A. This poses a declicate balance between making the information available to others while protecting the privacy of the participants. DNA test results are of little use on there own. Their value is how they compare to other test results and who they match. Most other surname DNA projects display test results on a website as shown below:
The numbers (1-111) across the top of the table are the marker numbers. They have no significance other than as an easy way to refer to the marker. Note: FamilyTree DNA refers to these numbers as Locus. The second set of numbers across the top of the matrix are DYS# (the actual marker names).

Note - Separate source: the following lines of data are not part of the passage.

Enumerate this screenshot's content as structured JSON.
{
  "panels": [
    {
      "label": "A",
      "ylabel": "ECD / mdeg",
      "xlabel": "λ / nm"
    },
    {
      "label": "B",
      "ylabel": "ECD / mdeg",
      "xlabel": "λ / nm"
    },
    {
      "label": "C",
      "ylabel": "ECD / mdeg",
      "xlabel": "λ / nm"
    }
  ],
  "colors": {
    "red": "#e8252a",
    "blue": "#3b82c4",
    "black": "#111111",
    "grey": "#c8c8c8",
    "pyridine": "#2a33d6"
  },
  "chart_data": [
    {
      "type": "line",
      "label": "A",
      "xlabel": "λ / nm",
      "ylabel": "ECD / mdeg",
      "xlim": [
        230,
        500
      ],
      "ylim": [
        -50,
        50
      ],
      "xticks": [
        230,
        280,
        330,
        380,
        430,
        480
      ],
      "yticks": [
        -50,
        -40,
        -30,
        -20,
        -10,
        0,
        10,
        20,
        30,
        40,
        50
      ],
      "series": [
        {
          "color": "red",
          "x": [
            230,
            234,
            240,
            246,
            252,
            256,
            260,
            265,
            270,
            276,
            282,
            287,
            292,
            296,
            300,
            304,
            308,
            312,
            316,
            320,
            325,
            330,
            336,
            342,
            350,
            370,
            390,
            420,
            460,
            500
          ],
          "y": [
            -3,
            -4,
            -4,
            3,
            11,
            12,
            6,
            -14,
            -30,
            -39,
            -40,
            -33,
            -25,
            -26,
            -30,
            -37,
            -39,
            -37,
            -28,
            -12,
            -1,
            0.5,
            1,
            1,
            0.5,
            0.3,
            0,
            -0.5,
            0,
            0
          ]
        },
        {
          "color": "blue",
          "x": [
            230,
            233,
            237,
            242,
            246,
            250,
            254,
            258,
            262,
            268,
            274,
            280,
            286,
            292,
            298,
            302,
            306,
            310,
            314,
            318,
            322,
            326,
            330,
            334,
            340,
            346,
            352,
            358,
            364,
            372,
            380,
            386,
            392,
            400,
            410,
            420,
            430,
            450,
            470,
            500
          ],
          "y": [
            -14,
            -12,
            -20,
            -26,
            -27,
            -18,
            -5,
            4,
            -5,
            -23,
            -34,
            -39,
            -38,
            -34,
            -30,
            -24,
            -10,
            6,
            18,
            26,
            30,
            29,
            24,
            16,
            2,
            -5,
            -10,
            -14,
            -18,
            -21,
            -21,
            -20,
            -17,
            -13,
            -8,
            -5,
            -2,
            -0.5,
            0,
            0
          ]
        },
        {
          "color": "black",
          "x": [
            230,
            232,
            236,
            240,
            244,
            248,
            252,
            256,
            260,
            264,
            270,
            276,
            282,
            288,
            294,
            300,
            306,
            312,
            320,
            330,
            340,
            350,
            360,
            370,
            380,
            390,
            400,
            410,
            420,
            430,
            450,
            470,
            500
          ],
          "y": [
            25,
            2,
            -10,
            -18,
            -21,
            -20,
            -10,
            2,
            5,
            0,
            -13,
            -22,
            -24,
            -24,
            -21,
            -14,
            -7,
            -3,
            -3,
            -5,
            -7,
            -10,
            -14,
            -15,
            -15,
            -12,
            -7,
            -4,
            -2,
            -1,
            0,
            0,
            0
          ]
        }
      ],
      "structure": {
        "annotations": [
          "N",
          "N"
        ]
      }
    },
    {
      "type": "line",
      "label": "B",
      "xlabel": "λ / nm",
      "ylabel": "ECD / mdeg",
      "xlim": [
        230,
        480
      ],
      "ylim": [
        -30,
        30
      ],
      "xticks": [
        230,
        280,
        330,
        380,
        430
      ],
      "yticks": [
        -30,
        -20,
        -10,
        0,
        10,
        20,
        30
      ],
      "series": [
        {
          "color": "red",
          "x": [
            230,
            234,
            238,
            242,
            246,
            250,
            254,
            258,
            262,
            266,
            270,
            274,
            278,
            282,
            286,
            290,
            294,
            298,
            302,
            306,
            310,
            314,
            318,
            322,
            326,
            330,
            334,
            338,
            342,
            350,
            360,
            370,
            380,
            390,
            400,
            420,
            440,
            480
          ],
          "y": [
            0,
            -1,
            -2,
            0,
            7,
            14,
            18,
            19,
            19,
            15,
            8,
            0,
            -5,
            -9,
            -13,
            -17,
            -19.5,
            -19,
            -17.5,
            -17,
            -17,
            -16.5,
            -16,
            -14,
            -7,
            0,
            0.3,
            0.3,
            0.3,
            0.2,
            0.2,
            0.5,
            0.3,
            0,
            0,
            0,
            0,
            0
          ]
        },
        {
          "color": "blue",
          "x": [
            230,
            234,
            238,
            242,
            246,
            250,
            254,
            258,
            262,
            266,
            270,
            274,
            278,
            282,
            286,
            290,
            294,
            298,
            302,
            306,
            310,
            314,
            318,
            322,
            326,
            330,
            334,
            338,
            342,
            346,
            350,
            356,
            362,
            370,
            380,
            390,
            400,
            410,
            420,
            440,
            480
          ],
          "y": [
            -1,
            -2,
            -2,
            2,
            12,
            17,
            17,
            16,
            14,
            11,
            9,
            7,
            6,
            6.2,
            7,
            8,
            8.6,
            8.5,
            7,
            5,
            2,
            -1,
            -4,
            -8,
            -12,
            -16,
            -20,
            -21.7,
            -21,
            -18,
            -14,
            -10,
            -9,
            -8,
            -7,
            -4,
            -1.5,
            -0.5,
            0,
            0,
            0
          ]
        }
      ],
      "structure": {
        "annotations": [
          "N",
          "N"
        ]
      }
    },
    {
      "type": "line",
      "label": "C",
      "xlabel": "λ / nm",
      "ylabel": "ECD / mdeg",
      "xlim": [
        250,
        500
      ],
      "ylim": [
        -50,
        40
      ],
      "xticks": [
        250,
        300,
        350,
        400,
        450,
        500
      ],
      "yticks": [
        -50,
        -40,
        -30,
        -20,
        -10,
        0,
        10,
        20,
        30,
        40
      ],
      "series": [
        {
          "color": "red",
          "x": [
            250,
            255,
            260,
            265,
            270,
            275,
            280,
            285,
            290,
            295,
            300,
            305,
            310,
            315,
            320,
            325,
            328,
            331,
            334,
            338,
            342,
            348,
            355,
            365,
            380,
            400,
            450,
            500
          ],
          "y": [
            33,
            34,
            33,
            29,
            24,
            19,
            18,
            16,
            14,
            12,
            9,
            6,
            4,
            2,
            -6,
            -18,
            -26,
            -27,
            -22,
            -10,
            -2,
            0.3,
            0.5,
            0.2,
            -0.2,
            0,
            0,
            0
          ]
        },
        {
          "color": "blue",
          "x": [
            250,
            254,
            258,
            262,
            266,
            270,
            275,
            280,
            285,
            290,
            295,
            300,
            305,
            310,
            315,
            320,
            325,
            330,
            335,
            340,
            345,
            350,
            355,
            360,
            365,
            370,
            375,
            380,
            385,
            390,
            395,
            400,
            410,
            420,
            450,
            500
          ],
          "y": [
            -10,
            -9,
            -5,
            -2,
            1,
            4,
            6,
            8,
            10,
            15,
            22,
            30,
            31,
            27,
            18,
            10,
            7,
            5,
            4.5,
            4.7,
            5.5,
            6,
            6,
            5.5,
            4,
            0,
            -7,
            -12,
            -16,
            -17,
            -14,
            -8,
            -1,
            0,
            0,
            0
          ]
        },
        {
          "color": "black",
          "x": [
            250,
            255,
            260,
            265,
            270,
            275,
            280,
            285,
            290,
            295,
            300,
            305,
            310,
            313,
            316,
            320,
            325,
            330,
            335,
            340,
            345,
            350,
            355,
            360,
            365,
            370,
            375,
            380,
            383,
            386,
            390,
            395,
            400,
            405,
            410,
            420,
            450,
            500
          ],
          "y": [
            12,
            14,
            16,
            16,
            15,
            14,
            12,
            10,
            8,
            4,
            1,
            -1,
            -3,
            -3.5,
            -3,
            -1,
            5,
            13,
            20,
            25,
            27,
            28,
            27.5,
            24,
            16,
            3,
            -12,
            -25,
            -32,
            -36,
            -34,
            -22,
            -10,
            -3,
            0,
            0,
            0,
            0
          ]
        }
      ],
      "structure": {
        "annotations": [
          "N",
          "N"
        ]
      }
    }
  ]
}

The Kit numbers down the left side of the table identify the participant in the DNA project. The name is the Surname of the Participant and Paternal Ancestors name is the participant’s oldest known ancestor. The Haplogroup is a group of similar haplotypes that share a common ancestor with a single-nucleotide polymorphism mutation and the rest of the numbers are the Allele (the number repeats) for each participant at the specified marker.
Note that there is nothing to identify participants other than the participant kit number.
A. Only the participant providing a DNA sample and the DNA Co-ordinator will know what his results are (unless they decide they would like to share that information – see next question). All samples and identifying information will be received by the participant and will be assigned an identifying number. This kit number will be the only identifying information anyone else sees, so no one other than the DNA co-ordinator will know who participates in the study or which result is from which person. The portion of the DNA tested gives a distinctive “signature” for a lineage rather than for an individual, so there is no risk of this data being of any use to anyone for personal identity.
A. If the participant chooses not to identify himself, you can contact the DNA Co-ordinator who will forward your request on to the participant.
A. Yes, and for this reason no participant’s results will ever be revealed except by a code. Names of participants will not be published or released unless the participant give his WRITTEN permission to do so.
A. There is always a possibility that you could get disappointing test results. Samples that vary by three or more markers from the main group may do so for a number of reasons. One possibility is that they represent distinct lines either older or younger than the currently observed most frequent line. Another is that there has been a “non-paternal event” at an unknown past time. There are several possible types of non-paternal event in addition to a pregnancy gained outside of a marriage. For example, a child may be adopted and given the RELF or variant name; a man may take the RELF or variant name when he marries a RELF or variant daughter; a RELF or variant man may marry a pregnant woman whose husband has died; a couple where the wife is the RELF or variant may choose to give their children the RELF or variant name for various reasons; clerical error in recording administrative data may assign a RELF or variant name to the wrong person, and so on.
It should be stressed that adoptions were quite common in every age (ie. parents died by disease or war and a relative took in the children and raised them with their name; or young daughters had a child out of wedlock and the parents raised it as their own).
Some may not want to see a result indicating a non paternity event but we are all legal RELF’s or variant and a small sample size could be misleading. One may get a DNA sequence which suggests a non paternity event but they could be of the original blood RELF or variant line. Let me explain. Twenty people are tested and 19 are very similar but the last is clearly different. It could turn out that the 19 descend from the same person 300 years ago and this person was an adopted RELF or variant while the other is of the original blood line going back 800 years.